En deuxième lieu, il faut aussi bien définir la nature de l’exclusivité consentie au franchisé.
À ce chapitre, nous retrouvons deux grandes catégories d’exclusivité : l’exclusivité d’exploitation et l’exclusivité d’implantation.
L’exclusivité d’exploitation confère au franchisé le droit exclusif d’exploiter, pendant la durée de sa convention de franchise, une entreprise du réseau de franchises de son franchiseur dans le territoire défini au contrat. Comme nous le verrons ci-après, il s’agit là d’une forme d’exclusivité qui soulève plusieurs questions.

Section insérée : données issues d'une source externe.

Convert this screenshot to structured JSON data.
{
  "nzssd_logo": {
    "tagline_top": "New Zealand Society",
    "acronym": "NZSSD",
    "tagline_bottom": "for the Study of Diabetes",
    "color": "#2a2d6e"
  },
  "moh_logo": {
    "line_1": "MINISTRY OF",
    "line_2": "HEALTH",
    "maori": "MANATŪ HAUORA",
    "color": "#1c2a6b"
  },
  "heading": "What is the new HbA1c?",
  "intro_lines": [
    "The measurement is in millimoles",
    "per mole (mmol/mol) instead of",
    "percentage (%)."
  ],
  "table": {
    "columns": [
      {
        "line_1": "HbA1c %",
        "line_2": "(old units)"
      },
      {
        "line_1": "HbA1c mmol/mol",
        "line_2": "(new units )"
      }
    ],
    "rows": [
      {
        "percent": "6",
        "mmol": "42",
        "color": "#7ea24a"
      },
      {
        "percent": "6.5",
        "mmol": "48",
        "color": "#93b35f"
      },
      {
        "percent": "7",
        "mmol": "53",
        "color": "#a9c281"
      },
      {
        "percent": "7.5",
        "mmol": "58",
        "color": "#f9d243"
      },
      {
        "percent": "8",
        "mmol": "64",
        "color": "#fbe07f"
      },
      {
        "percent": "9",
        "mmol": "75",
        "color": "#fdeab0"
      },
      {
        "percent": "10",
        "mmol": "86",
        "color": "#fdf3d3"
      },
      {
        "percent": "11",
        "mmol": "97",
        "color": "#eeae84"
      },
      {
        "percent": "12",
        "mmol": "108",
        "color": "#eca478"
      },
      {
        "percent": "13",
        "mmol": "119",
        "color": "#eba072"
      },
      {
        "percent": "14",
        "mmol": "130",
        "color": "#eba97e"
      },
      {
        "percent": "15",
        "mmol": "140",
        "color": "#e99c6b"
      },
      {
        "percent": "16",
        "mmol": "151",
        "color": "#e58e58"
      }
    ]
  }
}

L’exclusivité d’implantation est un peu plus limitée. Elle confère au franchisé le droit exclusif d’établir un emplacement physique du réseau de franchises dans le territoire défini au contrat. Contrairement à l’exclusivité d’exploitation, elle ne confère cependant pas au franchisé le droit exclusif d’exploiter son entreprise dans ce territoire. Ainsi, le franchiseur et d’autres franchisés peuvent aussi faire affaire dans ce territoire en y faisant de la publicité, en y fournissant des services ou en y livrant des marchandises, à la seule condition de ne pas y implanter un établissement physique.
Dans certains cas, nous retrouvons aussi une troisième forme d’exclusivité, soit celle d’utilisation des marques de commerce du franchiseur. Comme son nom l’indique bien, cette exclusivité confère au franchisé le droit exclusif de faire usage des marques de commerce du franchiseur dans le territoire défini au contrat.
Jusqu’au début des années ’90, la quasi-totalité des conventions de franchise comportait des clauses d’exclusivité territoriale.
Cependant, comme nous le savons tous, le monde du commerce et des affaires est en constant changement, et ce, dans tous les secteurs d’activités.
Ainsi, dans un nombre croissant de circonstances, des clauses d’exclusivité territoriale, qui visaient à protéger l’investissement de franchisés, ont commencé à constituer des obstacles au développement de réseaux.
Dans un premier temps, plusieurs franchiseurs ont constaté que les territoires exclusifs consentis à leurs premiers franchisés étaient trop vastes, ce qui limitait le développement de leur réseau dans un marché que le franchisé détenant une exclusivité n’était pas en mesure de développer suffisamment, laissant ainsi le champ libre à des concurrents du réseau.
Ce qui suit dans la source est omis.